Recipe by Hayley Geddes
Serves - 2
Prep. Time - 10 min
Cooking Time - 25 min
GF

Ingredients

  • ½ cup quinoa
  • 1 tbsp extra virgin olive oil
  • 1 red onion
  • 2 garlic cloves
  • 1 tbsp paprika
  • 150g shiitake mushrooms, sliced
  • 1 large leek, washed and sliced
  • 2 tbsp red wine vinegar
  • 150ml beef stock
  • 250g grass-fed beef sirloin, cut into strips
  • ½ cup Greek yoghurt
  • ½ lemon
  • chopped fresh parsley to garnish

Method

  • Rinse quinoa thoroughly and place in a saucepan with 250ml of water. Bring to the boil then reduce to medium heat and cover. Cook for 15 minutes or until all the water has dissolved.
  • Heat olive oil in a large saucepan on medium heat.
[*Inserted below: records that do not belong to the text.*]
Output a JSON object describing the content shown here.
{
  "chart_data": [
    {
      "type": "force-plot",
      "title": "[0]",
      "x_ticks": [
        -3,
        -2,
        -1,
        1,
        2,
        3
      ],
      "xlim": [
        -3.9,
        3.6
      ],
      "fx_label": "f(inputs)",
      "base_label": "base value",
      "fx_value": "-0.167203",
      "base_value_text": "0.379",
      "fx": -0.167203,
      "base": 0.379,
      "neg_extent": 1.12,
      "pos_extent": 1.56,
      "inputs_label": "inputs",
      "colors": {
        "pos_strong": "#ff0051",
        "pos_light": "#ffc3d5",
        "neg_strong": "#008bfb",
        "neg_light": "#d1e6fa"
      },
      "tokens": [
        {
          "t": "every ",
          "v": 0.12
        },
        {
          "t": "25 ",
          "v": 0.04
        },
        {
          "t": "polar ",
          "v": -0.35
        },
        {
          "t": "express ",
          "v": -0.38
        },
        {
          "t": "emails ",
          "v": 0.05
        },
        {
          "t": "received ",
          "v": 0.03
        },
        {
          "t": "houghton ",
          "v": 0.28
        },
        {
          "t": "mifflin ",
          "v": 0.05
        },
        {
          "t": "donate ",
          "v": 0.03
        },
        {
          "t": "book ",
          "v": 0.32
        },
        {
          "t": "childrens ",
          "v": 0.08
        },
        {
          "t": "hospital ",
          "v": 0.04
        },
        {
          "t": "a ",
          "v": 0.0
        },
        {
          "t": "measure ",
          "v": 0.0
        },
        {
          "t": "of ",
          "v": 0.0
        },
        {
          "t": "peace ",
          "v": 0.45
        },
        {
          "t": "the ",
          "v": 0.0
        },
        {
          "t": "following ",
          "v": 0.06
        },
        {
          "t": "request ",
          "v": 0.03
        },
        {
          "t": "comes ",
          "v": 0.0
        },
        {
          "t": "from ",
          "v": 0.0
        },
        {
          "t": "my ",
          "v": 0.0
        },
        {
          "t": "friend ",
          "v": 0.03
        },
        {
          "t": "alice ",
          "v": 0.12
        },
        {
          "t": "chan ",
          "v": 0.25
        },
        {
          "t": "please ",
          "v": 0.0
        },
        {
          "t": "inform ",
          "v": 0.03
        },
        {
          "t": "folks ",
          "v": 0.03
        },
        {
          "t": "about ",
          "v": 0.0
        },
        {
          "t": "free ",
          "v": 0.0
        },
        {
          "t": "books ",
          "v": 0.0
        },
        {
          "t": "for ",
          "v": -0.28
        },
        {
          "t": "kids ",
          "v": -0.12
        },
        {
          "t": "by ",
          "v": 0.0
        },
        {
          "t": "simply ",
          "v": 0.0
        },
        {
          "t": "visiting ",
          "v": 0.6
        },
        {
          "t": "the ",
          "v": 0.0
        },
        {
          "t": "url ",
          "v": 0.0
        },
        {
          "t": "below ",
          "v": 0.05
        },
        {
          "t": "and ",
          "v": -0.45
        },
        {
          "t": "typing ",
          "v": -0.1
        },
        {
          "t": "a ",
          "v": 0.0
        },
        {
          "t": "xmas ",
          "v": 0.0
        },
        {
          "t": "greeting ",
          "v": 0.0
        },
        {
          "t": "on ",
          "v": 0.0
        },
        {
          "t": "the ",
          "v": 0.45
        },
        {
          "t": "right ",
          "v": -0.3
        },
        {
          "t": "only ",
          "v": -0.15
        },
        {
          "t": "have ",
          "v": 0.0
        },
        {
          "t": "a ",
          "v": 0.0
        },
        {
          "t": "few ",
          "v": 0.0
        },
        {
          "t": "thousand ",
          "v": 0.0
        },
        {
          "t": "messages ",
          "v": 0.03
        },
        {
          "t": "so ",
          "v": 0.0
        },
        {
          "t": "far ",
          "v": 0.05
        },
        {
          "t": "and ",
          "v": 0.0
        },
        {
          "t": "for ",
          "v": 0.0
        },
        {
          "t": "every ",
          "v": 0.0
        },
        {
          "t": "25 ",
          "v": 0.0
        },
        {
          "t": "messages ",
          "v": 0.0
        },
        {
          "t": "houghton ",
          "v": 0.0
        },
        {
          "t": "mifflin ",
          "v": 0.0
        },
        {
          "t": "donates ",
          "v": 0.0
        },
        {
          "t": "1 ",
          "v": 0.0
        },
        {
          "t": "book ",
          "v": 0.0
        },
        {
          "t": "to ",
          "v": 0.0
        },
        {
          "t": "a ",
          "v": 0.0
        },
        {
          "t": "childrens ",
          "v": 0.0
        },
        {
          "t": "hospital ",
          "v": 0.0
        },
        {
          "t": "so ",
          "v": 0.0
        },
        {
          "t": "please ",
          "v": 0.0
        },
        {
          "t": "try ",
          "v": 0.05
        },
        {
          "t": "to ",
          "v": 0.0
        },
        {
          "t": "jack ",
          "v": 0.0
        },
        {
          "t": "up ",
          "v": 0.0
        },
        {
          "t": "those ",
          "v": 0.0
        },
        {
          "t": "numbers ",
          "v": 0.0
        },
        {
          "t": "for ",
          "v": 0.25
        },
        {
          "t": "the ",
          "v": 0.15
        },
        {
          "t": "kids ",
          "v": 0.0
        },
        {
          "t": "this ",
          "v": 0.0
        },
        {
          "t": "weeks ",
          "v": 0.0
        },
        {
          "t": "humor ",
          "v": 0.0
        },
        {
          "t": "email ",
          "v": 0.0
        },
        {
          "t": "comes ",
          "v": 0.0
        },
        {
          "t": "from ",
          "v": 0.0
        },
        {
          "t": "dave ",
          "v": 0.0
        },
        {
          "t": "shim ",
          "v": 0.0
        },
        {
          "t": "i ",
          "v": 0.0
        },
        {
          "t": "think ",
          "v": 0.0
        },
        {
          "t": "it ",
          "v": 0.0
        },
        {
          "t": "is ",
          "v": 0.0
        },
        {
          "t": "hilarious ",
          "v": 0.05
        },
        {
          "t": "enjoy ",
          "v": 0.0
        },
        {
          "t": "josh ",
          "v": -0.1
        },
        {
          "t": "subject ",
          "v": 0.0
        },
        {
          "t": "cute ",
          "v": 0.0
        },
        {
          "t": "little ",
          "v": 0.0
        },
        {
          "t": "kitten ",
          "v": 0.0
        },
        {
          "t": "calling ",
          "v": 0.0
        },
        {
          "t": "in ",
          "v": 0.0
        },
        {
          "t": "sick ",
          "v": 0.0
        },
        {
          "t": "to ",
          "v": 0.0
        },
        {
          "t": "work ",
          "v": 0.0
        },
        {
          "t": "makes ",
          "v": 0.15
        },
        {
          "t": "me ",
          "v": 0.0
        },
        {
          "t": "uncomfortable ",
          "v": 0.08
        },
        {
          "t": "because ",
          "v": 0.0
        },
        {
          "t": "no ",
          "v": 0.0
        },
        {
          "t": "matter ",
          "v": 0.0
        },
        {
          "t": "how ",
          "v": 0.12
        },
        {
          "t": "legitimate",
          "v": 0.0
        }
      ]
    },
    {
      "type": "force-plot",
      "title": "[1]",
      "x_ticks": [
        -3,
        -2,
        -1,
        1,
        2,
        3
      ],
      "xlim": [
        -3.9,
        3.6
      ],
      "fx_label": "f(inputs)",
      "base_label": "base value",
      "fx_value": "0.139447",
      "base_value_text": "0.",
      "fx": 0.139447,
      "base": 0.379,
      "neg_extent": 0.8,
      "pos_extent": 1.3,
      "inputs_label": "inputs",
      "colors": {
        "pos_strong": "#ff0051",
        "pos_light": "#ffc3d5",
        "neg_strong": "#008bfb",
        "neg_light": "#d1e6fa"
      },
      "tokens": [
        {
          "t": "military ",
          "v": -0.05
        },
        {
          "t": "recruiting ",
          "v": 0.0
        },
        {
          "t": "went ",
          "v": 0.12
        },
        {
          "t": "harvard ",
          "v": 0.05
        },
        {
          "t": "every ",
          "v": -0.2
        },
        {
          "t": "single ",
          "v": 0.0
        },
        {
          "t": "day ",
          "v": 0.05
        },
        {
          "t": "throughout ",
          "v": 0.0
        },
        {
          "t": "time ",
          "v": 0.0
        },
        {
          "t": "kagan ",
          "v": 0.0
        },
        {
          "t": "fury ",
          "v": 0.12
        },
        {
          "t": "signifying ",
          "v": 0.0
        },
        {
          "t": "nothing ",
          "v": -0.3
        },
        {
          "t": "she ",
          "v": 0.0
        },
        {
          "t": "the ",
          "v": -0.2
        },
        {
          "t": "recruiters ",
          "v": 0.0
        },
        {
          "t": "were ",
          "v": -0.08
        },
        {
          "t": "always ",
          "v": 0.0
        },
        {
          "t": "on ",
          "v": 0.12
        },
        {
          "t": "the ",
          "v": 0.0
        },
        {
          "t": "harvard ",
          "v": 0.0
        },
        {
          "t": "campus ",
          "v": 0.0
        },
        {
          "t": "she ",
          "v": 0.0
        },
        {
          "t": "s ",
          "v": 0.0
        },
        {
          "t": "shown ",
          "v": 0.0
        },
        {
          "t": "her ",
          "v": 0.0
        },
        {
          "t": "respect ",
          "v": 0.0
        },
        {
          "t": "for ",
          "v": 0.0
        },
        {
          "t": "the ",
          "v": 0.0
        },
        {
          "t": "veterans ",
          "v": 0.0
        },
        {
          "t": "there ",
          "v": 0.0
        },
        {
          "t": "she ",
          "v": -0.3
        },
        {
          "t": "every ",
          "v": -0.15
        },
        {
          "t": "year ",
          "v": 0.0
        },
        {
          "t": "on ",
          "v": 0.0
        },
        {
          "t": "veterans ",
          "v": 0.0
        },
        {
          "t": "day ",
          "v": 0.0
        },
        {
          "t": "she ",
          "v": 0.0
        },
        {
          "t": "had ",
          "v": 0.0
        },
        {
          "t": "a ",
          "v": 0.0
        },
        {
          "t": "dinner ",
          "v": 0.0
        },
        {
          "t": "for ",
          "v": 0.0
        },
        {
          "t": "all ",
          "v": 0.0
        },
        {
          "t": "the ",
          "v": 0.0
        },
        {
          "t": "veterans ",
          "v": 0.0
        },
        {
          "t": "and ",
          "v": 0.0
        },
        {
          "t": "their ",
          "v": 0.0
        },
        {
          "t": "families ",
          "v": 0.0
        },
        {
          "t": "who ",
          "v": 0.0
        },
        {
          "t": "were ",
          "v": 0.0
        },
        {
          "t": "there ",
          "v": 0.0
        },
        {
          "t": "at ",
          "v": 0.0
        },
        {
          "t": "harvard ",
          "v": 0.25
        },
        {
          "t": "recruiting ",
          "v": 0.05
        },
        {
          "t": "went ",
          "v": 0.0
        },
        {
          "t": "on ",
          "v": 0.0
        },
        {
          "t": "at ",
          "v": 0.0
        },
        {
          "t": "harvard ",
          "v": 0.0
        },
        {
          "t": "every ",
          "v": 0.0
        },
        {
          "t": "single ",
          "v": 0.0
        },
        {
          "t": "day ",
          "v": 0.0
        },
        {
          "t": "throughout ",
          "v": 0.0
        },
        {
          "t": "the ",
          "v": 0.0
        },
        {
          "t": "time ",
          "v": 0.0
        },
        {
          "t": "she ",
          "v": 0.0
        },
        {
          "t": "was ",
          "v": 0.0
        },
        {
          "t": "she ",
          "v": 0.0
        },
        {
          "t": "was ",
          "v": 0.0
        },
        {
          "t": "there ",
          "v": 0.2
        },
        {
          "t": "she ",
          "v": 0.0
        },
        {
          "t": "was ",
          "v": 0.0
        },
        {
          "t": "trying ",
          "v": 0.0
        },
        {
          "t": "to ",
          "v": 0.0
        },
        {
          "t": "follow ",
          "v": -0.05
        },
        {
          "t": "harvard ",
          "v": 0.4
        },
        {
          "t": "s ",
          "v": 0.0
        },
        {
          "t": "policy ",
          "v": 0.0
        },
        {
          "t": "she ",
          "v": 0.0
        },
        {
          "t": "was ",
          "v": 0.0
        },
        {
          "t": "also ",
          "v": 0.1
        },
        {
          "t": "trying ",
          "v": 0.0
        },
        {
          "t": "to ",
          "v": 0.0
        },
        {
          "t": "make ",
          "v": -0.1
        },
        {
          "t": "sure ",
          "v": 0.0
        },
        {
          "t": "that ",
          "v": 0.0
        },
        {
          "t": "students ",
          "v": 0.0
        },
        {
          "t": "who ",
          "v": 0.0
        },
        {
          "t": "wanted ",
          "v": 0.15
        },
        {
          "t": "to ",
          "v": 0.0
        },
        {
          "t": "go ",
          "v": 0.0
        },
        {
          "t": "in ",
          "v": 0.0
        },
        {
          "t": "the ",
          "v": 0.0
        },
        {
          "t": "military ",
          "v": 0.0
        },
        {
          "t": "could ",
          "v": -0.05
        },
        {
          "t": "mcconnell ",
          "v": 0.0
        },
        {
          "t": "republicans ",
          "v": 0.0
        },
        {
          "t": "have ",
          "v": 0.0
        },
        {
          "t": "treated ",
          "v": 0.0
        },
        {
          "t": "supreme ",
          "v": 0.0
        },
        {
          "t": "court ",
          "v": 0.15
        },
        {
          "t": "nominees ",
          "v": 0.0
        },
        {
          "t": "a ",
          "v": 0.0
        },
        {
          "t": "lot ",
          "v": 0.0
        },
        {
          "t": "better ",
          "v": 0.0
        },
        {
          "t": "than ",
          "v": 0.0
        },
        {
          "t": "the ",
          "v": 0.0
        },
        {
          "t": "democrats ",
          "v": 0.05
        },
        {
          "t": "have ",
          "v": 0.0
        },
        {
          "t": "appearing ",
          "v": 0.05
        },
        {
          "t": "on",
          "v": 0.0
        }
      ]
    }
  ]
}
Once warm add the onion, garlic and paprika and cook for 3 minutes.
  • Add mushrooms and leeks and fry for 5-8 minutes until soft.
  • Add the vinegar and boil to reduce the liquid until almost evaporated.
  • Pour over the stock and allow to bubble for a few minutes until thickened slightly.
  • Add the beef and cook for 3-4 minutes.
  • Stir in the yoghurt and squeeze over the juice of the lemon.
  • Serve with a sprinkling of parsley.